30,000 x excited New Zealanders waiting at Wigram aerodrome in Christchurch, to greet Charles Kingsford Smith and Charles Ulm in their Fokker, Southern Cross, from Sydney, later in 1928. The weather was terrible and Kingsford Smith was forced to fly blind for much of journey as heavy rain or ice coated the windshield. The ordeal trip took 14 hours.

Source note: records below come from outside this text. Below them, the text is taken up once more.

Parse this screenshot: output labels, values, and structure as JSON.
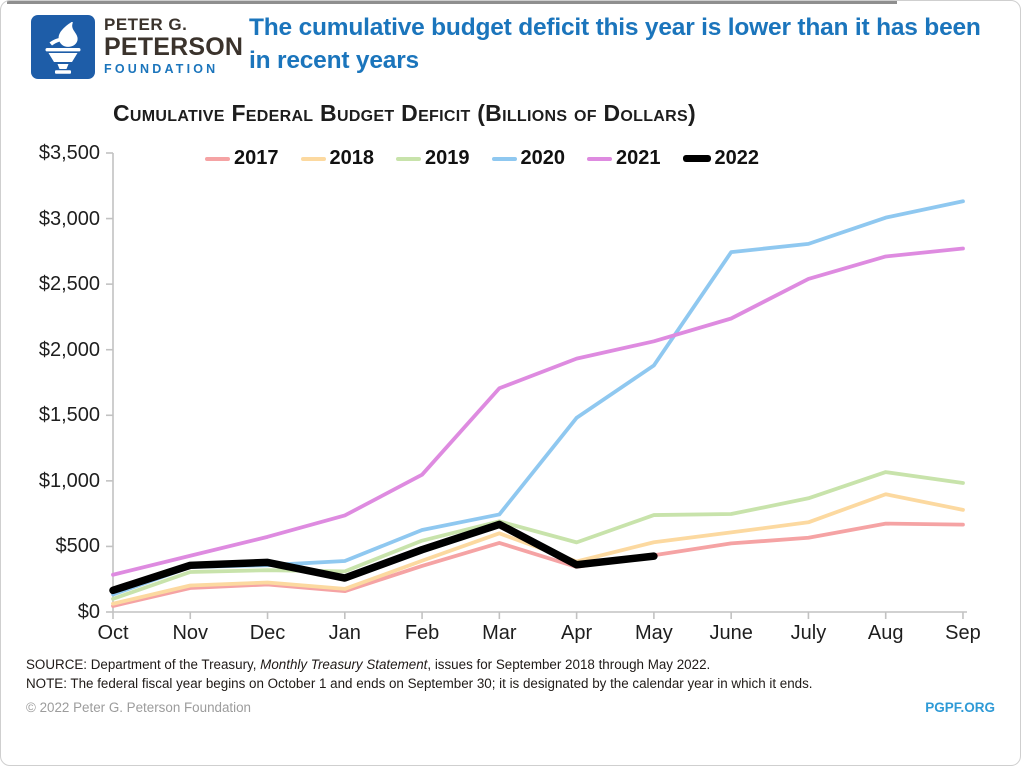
{
  "header": {
    "logo": {
      "line1": "PETER G.",
      "line2": "PETERSON",
      "line3": "FOUNDATION",
      "square_color": "#1e5da8"
    },
    "title": "The cumulative budget deficit this year is lower than it has been in recent years",
    "title_color": "#1b75bc"
  },
  "chart_data": {
    "type": "line",
    "title": "Cumulative Federal Budget Deficit (Billions of Dollars)",
    "x": [
      "Oct",
      "Nov",
      "Dec",
      "Jan",
      "Feb",
      "Mar",
      "Apr",
      "May",
      "June",
      "July",
      "Aug",
      "Sep"
    ],
    "xlabel": "",
    "ylabel": "",
    "ylim": [
      0,
      3500
    ],
    "y_ticks": [
      0,
      500,
      1000,
      1500,
      2000,
      2500,
      3000,
      3500
    ],
    "y_tick_labels": [
      "$0",
      "$500",
      "$1,000",
      "$1,500",
      "$2,000",
      "$2,500",
      "$3,000",
      "$3,500"
    ],
    "grid": false,
    "legend_position": "top",
    "axis_color": "#c2c2c2",
    "series": [
      {
        "name": "2017",
        "color": "#f5a3a4",
        "width": 3.8,
        "values": [
          46,
          183,
          210,
          159,
          351,
          527,
          344,
          433,
          523,
          566,
          674,
          666
        ]
      },
      {
        "name": "2018",
        "color": "#fcd9a0",
        "width": 3.8,
        "values": [
          63,
          202,
          225,
          176,
          391,
          600,
          385,
          532,
          607,
          684,
          898,
          779
        ]
      },
      {
        "name": "2019",
        "color": "#c8e3ab",
        "width": 3.8,
        "values": [
          100,
          305,
          319,
          310,
          544,
          691,
          531,
          739,
          747,
          867,
          1067,
          984
        ]
      },
      {
        "name": "2020",
        "color": "#8fc8f0",
        "width": 3.8,
        "values": [
          134,
          343,
          357,
          389,
          625,
          744,
          1481,
          1880,
          2744,
          2807,
          3007,
          3132
        ]
      },
      {
        "name": "2021",
        "color": "#de8be0",
        "width": 3.8,
        "values": [
          284,
          429,
          573,
          736,
          1047,
          1706,
          1932,
          2064,
          2238,
          2540,
          2711,
          2772
        ]
      },
      {
        "name": "2022",
        "color": "#000000",
        "width": 7.5,
        "values": [
          165,
          356,
          378,
          259,
          475,
          668,
          360,
          426
        ]
      }
    ]
  },
  "footer": {
    "source_prefix": "SOURCE: Department of the Treasury, ",
    "source_italic": "Monthly Treasury Statement",
    "source_suffix": ", issues for September 2018 through May 2022.",
    "note": "NOTE: The federal fiscal year begins on October 1 and ends on September 30; it is designated by the calendar year in which it ends.",
    "copyright": "© 2022 Peter G. Peterson Foundation",
    "site": "PGPF.ORG",
    "site_color": "#2e9ad6"
  }
}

12 x aero clubs, established by 1929.
9 x times the Tasman was crossed, during 1934.
10.5 x hours for New Zealand solo pilot Jean Batten to fly from Sydney to Auckland in 1936. She, too, suffered terrible weather, and at one point thought she’d missed New Zealand completely. But after about nine hours, she sighted land (New Plymouth) and flew on to land at Mangere aerodrome, again welcomed by ecstatic crowds.
10 x passengers on the first commercial flight for Trans Empire Airways Ltd (TEAL) in a flying boat, between Mechanics Bay in Auckland and Rose Bay in Sydney, in 1940. The flight took nine hours.
321,747 x number of people flying domestically on National Airways Corporation (NAC) flights in 1951. In 1999, that had increased to almost 5,000,000.
257 x people on board Air New Zealand Antarctic sightseeing flight, who died on the slopes of Mt Erebus, in 1979. It remains New Zealand’s worst aviation tragedy.
30 x agricultural companies operating, mainly using the de Havilland Tiger Moth, in the early 1950s.
52 x signatory states (which included New Zealand) to the 1944 Chicago Convention, bringing the International Civil Aviation Organization into being. New Zealand is now one of 193 countries that make up ICAO, working to improve international aviation safety, security and efficiency.
1000+ x Aviation Security Service staff (many screen your bags at the airport!) although right now, together with police and army personnel, there are an additional 156 Avsec officers helping to support managed isolation and quarantine facilities.
28 x explosive detector dog teams, working at airports.
13,000 x licensed pilots, engineers, and air traffic controllers in the New Zealand civil aviation system.
800 x aviation organisations, including airlines and flying schools in the New Zealand civil aviation system.
5,000 x registered aircraft in the New Zealand civil aviation system.
1,832 x aircraft flying in New Zealand airspace with the latest satellite-based technology (it’s called ADS-B and replaces radar), enabling air traffic controllers and pilots to ‘see’ other aircraft, reducing the risk of mid-air collisions.
132 x drone businesses are certified and drones flown for commercial purposes in NZ
NZD $40 billion estimated annual contribution to the New Zealand economy by air cargo and international tourism passengers (in 2019) according to the airline industry group BARNZ.